Enfin nous devons encore observer, en général, que le Vésuve, l’Etna et les autres volcans, tant agissants qu’éteints, sont entourés de collines volcaniques projetées par les feux souterrains, et qui ont dû laisser à leur place des cavités égales à leur volume. Ces collines, composées de laves et de matières fondues ou projetées, sont connues en Italie sous le nom de monticolli, et elles sont si multipliées dans le royaume de Naples, que leurs bases se touchent en beaucoup d’endroits. Ainsi, le nombre des cavités ou boursouflures du globe, formées par le feu primitif, a dû diminuer par les affaissements successifs des cavernes, dont les eaux auront percé les voûtes, tandis que les feux souterrains ont produit d’autres cavités, dont nous pouvons estimer la capacité par le volume des matières projetées et par l’élévation des montagnes volcaniques.

Je serais même tenté de croire que les montagnes volcaniques des Cordillères, telles que Chimboraçao, Cotopaxi, Pichencha, Sangaï, etc., dont les feux sont actuellement agissants, et qui s’élèvent à plus de trois mille toises, ont été soulevées à cette énorme hauteur par la force de ces feux, puisque l’Etna nous offre un exemple d’un pareil soulèvement jusqu’à la hauteur de dix-huit cents toises, et dès lors, ces montagnes volcaniques des Cordillères ne doivent point être regardées comme des boursouflures primitives du globe, puisqu’elles ne sont composées ni de quartz, ni de granit, ni d’autres matières vitreuses qui auraient arrêté l’effet des foudres souterraines, de même qu’en Europe nous voyons les Alpes et les Pyrénées avoir arrêté et rompu tous les efforts de cette électricité. Il en doit être de même des montagnes volcaniques du Mexique et des autres parties du monde, où l’on trouve des volcans encore agissants.

À l’égard des volcans éteints, quoiqu’ils aient tous les caractères des volcans actuellement brûlants, nous remarquerons que les uns, tels que le Puy-de-Dôme, qui a plus de dix-huit cents toises d’élévation, le Cantal en Auvergne, qui en a près de mille, et le mont Mezin en Vivarais, dont la hauteur est à peu près égale à celle du Cantal, doivent avoir des cavités au-dessous de leurs bases, et que d’autres se sont en partie éboulés depuis qu’ils ont cessé d’agir : cette différence se remarque par celle de la forme de leurs bouches ou cratères. Le mont Mezin, le Cantal, le col d’Aisa, la coupe de Sauzac, la Gravène de mont Pesat, présentent tous des cratères d’une entière conservation, tandis que d’autres n’offrent qu’une partie de leurs bouches en entonnoir qui subsiste encore, et dont le reste s’est affaissé dans des cavités souterraines.

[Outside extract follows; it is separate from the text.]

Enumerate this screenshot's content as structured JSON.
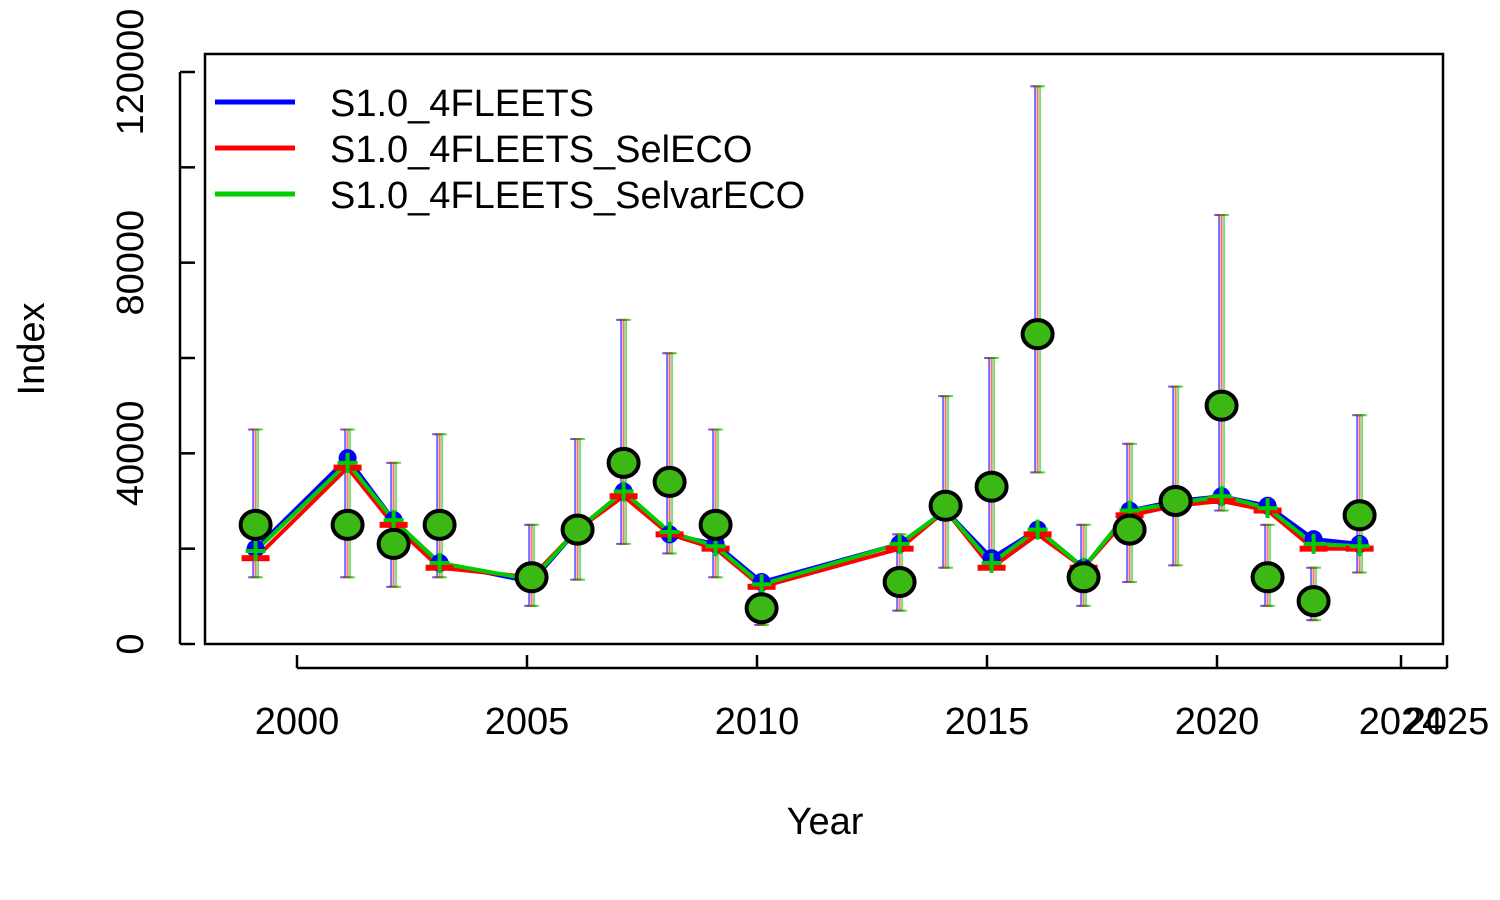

Mais le principal et le plus grand résultat que nous puissions tirer de tous ces faits, c’est que l’action des foudres et des feux souterrains, ayant été assez violente pour élever dans nos zones tempérées des montagnes telles que l’Etna, jusqu’à dix-huit cents toises de hauteur, nous devons cesser d’être étonnés de l’élévation des montagnes volcaniques des Cordillères jusqu’à trois mille toises. Deux fortes raisons me persuadent de la vérité de cette présomption. La première, c’est que le globe, étant plus élevé sous l’équateur, a dû, dès le premier temps de sa consolidation, former des boursouflures et des cavités beaucoup plus grandes dans les parties équatoriales que dans les autres zones, et que, par conséquent, les foudres souterraines auront exercé leur action avec plus de liberté et de puissance dans cette région, dont nous voyons en effet que les affaissements sous les eaux et les élévations au-dessus de la terre sont plus grands que partout ailleurs, parce que, indépendamment de l’étendue plus considérable des cavités, la chaleur intérieure du globe et celle du soleil ont dû augmenter encore la puissance des foudres et des feux souterrains.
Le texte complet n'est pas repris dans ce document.